# Nigahiga



## Mr Owl (Apr 19, 2010)

Look him up on YouTube. His videos are fucking hilarious!!


----------



## Mr Owl (Apr 19, 2010)

I've g2g for school, but look up nigahiga. He has to many funny videos for me choose and put a link here.


----------



## /W0LF/UpRISING/ (Apr 20, 2010)

yeah nigahigas funny. ages ago i watched the ipod human lol!


----------



## Hir (Apr 20, 2010)

xXFURRY4EVA'SXx said:


> I've g2g for school,


Stay there and learn good humor.


----------



## Mr Owl (Apr 20, 2010)

/W0LF/UpRISING/ said:


> yeah nigahigas funny. ages ago i watched the ipod human lol!

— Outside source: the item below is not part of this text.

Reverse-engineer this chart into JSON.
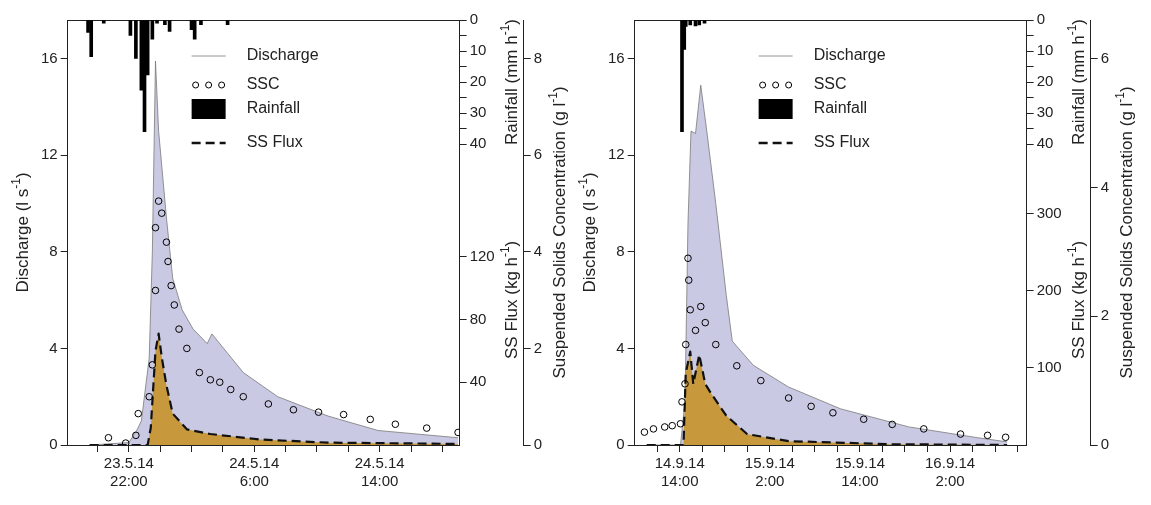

Have you seen Hook on Fonik yet?


----------



## Hir (Apr 20, 2010)

Oi, get back to school.


----------



## /W0LF/UpRISING/ (Apr 20, 2010)

xXFURRY4EVA'SXx said:


> Have you seen Hook on Fonik yet?


no but ill watch it now


----------



## /W0LF/UpRISING/ (Apr 20, 2010)

lol "i can now read at a five grade level"


----------



## /W0LF/UpRISING/ (Apr 20, 2010)

http://www.youtube.com/watch?v=wtJDy3WuUQM there it is


----------



## Alstor (Apr 20, 2010)

I fricking love the House one.


----------



## Mr Owl (Apr 20, 2010)

I have a couple linked on my sig. One of them is a funny parody of a song not made by nigahiga. And the house one was pretty funny.


----------